Details
Illustrated in black and white by Bob White
The Lyons Press, New York City, 1993
7″ x 9.5″ Hardcover, 334 pages
No brand of fly fishing challenges anglers more than stalking bonefish on tropical saltwater flats.
Fly Fishing for Bonefish offers a definitive profile of this elusive fish and thoroughly dissects the skills needed to catch it. Brown shows how to find and see bonefish – how to spot feeding and mudding signs, the camouflage techniques the fish adopts, the effects of tide, temperature, and weather on where the fish will be and how it can be spotted. Then he gives helpful advice on how to fish cruising or tailing fish, which stripping techniques work best, how to set drag, and the most effective ways to strike and fight bonefish.
An especially interesting section treats fly selection and design – with color plates of more than seventy patterns tied by some of today’s most innovative fly developers, including Carl Richards, Craig Mathews, Jack Gartside, Jeffrey Cardenas, Lefty Kreh, Ben Estes, Tim Borski, Jim Orthwein, and many others.

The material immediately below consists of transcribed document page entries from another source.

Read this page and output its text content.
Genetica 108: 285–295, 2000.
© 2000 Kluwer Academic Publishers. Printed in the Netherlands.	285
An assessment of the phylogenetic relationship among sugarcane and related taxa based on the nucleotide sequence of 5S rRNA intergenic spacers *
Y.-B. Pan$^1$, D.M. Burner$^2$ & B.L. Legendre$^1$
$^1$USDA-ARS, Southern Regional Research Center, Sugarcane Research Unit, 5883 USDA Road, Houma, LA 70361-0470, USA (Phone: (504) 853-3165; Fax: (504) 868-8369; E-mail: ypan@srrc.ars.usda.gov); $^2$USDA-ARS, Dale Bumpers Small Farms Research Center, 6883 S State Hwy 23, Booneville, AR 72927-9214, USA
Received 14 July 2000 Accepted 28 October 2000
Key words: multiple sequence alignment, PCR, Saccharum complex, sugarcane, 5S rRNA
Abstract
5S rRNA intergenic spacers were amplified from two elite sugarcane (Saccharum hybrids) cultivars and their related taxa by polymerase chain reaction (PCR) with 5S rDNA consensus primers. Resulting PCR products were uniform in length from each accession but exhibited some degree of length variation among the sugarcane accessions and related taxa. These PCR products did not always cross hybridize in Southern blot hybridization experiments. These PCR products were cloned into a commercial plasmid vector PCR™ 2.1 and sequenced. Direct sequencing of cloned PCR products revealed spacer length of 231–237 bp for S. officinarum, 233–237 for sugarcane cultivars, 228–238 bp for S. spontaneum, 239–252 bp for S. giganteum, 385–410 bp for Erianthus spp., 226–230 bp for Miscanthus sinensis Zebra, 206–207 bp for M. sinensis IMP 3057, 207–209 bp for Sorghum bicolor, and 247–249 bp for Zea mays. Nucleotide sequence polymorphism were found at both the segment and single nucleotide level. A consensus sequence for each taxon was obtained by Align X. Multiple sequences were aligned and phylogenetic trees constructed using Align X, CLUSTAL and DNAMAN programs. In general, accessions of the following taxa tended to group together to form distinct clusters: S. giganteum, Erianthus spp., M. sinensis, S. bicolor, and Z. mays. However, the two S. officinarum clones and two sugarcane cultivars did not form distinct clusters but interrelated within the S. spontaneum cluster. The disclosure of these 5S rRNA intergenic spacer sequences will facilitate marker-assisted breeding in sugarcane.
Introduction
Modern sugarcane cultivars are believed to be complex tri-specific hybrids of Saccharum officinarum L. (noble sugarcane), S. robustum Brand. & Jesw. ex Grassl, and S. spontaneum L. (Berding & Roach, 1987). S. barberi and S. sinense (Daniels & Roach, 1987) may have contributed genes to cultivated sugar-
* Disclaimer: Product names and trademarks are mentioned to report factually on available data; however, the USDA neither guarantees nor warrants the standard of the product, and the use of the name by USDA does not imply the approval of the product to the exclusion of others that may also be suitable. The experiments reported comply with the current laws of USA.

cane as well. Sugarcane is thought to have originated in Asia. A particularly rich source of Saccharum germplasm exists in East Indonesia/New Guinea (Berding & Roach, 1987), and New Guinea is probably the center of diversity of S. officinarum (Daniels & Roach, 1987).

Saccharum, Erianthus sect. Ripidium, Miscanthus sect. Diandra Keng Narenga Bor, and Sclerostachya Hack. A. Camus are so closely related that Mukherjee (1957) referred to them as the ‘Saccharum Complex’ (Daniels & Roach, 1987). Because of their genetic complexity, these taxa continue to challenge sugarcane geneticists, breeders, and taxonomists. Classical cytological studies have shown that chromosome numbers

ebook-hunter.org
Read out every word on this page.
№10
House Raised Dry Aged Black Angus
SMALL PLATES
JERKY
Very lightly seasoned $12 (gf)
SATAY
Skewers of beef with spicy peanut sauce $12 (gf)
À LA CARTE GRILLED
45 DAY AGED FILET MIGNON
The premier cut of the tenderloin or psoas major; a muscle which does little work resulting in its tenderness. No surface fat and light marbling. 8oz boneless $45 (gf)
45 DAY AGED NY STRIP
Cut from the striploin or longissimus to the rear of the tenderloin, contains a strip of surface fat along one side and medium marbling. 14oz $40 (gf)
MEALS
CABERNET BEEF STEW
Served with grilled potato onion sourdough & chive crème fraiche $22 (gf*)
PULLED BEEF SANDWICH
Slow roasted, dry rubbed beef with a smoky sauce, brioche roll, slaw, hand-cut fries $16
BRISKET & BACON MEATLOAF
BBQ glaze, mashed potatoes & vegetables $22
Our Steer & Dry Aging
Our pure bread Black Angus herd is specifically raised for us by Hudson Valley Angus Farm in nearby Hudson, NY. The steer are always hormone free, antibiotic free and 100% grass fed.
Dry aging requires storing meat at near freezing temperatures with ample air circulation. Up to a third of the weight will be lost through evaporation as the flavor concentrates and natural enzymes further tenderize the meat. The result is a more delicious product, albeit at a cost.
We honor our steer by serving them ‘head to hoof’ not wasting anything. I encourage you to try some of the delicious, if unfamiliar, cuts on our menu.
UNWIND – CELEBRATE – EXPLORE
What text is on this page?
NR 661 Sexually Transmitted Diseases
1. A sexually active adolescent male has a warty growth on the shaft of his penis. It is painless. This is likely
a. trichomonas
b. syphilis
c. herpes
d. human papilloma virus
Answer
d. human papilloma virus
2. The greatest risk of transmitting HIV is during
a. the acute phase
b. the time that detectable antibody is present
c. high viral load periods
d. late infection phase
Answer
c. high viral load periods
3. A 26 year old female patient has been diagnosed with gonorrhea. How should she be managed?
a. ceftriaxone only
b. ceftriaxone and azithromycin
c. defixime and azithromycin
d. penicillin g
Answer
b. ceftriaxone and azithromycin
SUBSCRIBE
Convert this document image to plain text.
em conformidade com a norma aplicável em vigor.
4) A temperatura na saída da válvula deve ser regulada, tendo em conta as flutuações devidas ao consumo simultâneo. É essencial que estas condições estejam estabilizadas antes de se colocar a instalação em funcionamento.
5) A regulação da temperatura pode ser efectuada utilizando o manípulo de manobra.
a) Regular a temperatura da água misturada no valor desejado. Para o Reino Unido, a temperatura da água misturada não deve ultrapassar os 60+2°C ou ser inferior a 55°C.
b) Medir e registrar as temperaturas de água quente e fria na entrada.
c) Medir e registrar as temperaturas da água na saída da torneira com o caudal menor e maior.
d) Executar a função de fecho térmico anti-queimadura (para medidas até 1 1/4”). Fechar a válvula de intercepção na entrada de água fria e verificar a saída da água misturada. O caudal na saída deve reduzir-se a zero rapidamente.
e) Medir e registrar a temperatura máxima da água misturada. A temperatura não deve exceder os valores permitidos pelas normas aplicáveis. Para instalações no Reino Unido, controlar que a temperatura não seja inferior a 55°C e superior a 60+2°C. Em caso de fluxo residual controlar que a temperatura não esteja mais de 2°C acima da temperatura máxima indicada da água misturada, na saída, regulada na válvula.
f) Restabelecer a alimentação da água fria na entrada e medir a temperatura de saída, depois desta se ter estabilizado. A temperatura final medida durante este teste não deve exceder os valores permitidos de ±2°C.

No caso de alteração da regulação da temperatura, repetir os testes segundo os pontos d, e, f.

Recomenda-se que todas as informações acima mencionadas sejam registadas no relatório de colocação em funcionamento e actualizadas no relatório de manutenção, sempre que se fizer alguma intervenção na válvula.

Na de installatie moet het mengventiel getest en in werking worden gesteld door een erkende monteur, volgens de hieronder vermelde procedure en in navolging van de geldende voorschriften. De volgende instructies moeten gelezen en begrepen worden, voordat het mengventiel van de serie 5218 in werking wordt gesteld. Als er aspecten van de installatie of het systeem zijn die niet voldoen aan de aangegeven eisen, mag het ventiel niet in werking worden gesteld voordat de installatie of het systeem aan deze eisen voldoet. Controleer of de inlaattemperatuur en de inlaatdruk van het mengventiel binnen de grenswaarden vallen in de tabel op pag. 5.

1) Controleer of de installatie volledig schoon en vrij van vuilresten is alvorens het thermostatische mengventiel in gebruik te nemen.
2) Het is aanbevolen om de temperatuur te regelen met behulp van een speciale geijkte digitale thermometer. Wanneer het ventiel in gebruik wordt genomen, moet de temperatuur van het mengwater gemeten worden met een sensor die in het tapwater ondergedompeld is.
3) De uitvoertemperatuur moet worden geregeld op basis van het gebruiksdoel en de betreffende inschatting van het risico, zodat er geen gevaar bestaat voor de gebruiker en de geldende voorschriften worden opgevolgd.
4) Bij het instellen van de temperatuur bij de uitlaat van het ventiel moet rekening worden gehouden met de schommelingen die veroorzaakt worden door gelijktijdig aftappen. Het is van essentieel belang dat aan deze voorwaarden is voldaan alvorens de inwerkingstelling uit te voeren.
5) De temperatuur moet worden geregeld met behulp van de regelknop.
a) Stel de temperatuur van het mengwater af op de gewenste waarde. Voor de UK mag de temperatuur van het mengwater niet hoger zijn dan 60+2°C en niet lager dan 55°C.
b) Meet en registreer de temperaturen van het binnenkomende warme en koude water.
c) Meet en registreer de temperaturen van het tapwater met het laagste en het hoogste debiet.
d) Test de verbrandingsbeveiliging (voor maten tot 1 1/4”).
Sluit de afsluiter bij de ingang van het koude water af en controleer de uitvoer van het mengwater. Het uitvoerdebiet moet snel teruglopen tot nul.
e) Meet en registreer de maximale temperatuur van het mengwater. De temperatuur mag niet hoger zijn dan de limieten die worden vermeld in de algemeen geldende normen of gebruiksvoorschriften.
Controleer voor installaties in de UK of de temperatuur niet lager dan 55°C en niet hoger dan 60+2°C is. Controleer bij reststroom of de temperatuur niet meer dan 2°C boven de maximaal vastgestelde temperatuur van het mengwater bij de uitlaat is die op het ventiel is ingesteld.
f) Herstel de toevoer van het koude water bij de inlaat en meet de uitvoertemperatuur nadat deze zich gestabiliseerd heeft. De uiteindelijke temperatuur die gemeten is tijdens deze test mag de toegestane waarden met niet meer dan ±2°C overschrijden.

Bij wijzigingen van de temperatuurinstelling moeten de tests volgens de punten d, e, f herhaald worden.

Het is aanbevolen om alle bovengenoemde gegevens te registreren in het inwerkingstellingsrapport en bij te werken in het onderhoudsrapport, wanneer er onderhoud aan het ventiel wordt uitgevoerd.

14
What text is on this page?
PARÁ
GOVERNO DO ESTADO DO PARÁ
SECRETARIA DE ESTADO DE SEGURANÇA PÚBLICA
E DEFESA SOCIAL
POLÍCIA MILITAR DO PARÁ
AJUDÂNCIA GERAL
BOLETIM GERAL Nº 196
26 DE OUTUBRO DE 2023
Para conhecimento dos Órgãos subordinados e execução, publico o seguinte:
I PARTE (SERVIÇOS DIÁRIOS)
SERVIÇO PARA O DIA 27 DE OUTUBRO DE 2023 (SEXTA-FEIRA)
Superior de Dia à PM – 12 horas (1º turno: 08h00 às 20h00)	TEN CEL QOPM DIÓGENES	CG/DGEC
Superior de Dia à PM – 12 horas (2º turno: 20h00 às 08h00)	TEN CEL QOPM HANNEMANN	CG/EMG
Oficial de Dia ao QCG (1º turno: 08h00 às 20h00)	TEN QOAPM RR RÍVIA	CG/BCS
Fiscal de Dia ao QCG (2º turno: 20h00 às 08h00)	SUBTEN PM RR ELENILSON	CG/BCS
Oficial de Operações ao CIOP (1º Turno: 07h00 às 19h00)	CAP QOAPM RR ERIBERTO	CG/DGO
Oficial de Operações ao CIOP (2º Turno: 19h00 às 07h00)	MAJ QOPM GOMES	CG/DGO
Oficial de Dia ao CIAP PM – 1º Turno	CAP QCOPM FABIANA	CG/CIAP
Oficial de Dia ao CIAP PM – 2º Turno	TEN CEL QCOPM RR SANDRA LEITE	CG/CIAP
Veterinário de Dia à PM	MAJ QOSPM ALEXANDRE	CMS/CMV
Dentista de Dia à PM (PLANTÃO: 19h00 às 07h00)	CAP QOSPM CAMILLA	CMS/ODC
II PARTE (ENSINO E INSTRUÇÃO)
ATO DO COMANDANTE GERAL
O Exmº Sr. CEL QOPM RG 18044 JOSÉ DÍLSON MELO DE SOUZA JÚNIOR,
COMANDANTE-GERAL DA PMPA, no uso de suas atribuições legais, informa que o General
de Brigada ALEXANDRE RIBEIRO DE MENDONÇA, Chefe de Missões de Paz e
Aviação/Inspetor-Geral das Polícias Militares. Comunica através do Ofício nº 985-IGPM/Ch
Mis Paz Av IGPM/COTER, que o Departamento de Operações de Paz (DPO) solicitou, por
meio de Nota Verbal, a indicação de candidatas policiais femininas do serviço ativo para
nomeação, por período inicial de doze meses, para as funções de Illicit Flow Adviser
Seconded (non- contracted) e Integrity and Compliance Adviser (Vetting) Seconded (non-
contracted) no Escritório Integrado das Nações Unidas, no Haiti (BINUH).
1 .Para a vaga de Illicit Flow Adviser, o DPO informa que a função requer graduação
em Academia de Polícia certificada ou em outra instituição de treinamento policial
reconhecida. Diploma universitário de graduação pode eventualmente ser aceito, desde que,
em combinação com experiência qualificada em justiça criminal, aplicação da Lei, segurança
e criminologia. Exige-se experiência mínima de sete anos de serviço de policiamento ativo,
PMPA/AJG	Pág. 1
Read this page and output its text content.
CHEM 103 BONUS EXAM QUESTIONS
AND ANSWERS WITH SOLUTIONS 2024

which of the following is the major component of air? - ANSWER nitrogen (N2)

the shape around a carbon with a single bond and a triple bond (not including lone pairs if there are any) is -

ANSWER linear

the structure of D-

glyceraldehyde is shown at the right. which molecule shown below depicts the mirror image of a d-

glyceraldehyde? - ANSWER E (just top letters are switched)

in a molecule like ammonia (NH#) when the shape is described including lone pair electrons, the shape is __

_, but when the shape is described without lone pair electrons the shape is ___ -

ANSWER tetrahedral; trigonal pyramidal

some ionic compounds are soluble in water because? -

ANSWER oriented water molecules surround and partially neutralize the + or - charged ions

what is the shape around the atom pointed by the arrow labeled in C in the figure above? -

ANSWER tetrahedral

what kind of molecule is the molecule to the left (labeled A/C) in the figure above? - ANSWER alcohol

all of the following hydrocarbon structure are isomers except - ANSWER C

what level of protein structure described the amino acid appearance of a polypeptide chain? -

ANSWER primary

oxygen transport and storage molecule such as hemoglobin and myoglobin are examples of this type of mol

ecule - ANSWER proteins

Brown also catalogs major bonefish destinations around the world.
With its hundreds of color and black-and-white photographs (the color sections on how to spot fish are excpetionally valuable), dozens of line drawings by Bob White, and a crisp, authoritative, and extensive text, Fly Fishing for Bonefish is the definitive book on what may well be fly fishing’s ultimate challenge.
Dick Brown headed corporate communications for a Fortune 500 computer company before retiring in 1987 to pursue his two favorite gamefish, Atlantic salmon and bonefish. He has bonefished for more that fifteen years in Bimini, Andros, the Bahamas outislands, and the Florida Keys. This is his first book. Brown lives in Harvard, Massachusetts.